In 1983, Mathews gave a short speech at a National Alliance convention, which was a report on his efforts to recruit on behalf of the National Alliance, especially among "the yeoman farmers and independent truckers," around the "White American Bastion," and a call to action.[3] It received the only standing ovation of the convention.

In late September of that year, at a barracks he constructed on his property in Metaline, Mathews founded (with eight other men) the group that would come to be known as The Order, which he called the "Silent Brotherhood." They included his friend and neighbor, Ken Loff, and a group from Aryan Nations: Dan Bauer, Randy Duey, Denver Parmenter, and Bruce Pierce. David Lane, Richie Kemp and Bill Soderquist, recent recruits, rounded out the group. None had ever committed a violent crime, or had served prison time.

The first order of business, according to Mathews' plan, was to obtain money to support white separatism and they robbed an adult bookstore in Spokane which netted them $369.10. They agreed that it was not worth the risks they had taken, and so turned their attention to robbing armored cars and counterfeiting. They printed up some phony $50 notes and 28-year-old Pierce was quickly arrested after passing a few.

In order to raise Pierce's bail, Mathews, acting alone, robbed a bank just north of Seattle. He stole almost $26,000. Some of The Order's members, along with a new recruit, Gary Yarborough, carried out more robberies and burglaries, which netted them over $43,000. A subsequent robbery yielded several hundred thousand dollars. Another recruit, Tom Martinez, was caught and charged for passing more counterfeit currency. Then in July, 1984, they deployed approximately a dozen men in a successful effort to rob a Brink's truck of $3,600,000.[4]

The robbers distributed some of the stolen money to various other terrorist and otherwise White racialist organizations, including the North Carolina-based White Patriot Party.[5]

[edit] Final days
[edit] Last letter
Prior to his death, Mathews wrote a long letter explaining his life, and justifying his actions.[6]

[edit] Last days
Mathews and the other members of the Order were eventually given up by Martinez, who had come under pressure after his counterfeiting arrest. After he revealed information regarding Mathews' activities to the Federal Bureau of Investigation, agents moved to capture Mathews and his associates. By the time they could set up the operation, all of Mathews' accomplices and friends had decided to move again to other safe houses. Mathews was surrounded in a house south of Coupeville, Washington on Whidbey Island by government agents on December 8, 1984. Mathews refused to come out after an intense exchange of gunfire. The FBI then fired dozens of smoke grenades into the house in an attempt to force Mathews out, but were thwarted by his use of a gas mask. They then fired several M-79 Starburst flares inside the house, setting off a box of hand grenades and a stockpile of ammunition. Mathews continued to fire at agents as the house burned, but then suddenly stopped. After the wreckage had cooled enough to be searched, agents found the burned remains of 31 year old Mathews' body next to a charred bathtub.

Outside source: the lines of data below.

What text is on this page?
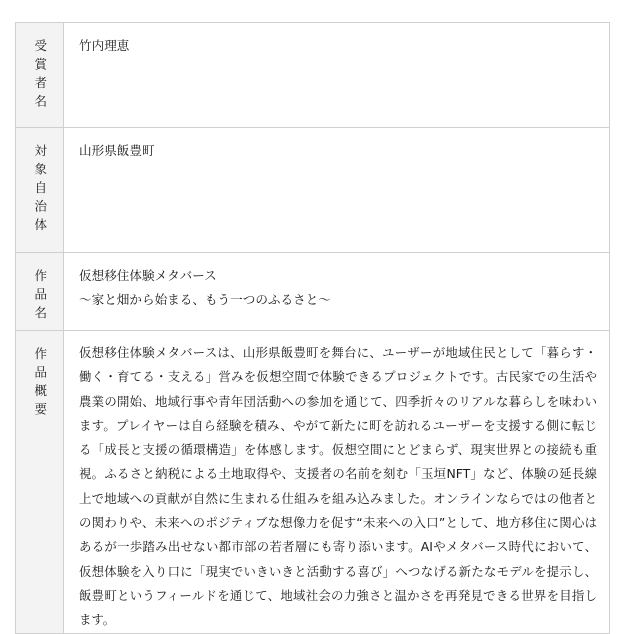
受賞者名	竹内理恵

対象自治体	山形県飯豊町

作品名	仮想移住体験メタバース
〜家と畑から始まる、もう一つのふるさと〜

作品概要	仮想移住体験メタバースは、山形県飯豊町を舞台に、ユーザーが地域住民として「暮らす・働く・育てる・支える」営みを仮想空間で体験できるプロジェクトです。古民家での生活や農業の開始、地域行事や青年団活動への参加を通じて、四季折々のリアルな暮らしを味わいます。プレイヤーは自ら経験を積み、やがて新たに町を訪れるユーザーを支援する側に転じる「成長と支援の循環構造」を体感します。仮想空間にとどまらず、現実世界との接続も重視。ふるさと納税による土地取得や、支援者の名前を刻む「玉垣NFT」など、体験の延長線上で地域への貢献が自然に生まれる仕組みを組み込みました。オンラインならではの他者との関わりや、未来へのポジティブな想像力を促す“未来への入口”として、地方移住に関心はあるが一歩踏み出せない都市部の若者層にも寄り添います。AIやメタバース時代において、仮想体験を入り口に「現実でいきいきと活動する喜び」へつなげる新たなモデルを提示し、飯豊町というフィールドを通じて、地域社会の力強さと温かさを再発見できる世界を目指します。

Eventually over 75 people were convicted of crimes connected to The Order in eight trials. Charges included racketeering, conspiracy, counterfeiting, transporting stolen money, and armored car robbery. Ten people connected to the case, including Butler, Lane, and Pierce, were tried for sedition, but were acquitted by the jury.[7]

[edit] Mathews in popular culture
In 1995, the neo-Nazi band RaHoWa released their album "Cult of the Holy War," on the Resistance Records label. The second track was a song entitled "Man Against Time," the lyrics of which praised Robert Mathews and his deeds in the strongest terms.

In 2004, the white nationalist, neo-Nazi music group Prussian Blue paid tribute to Mathews with the song "Gone With The Breeze" (off of their first album, Fragment of the Future).[8]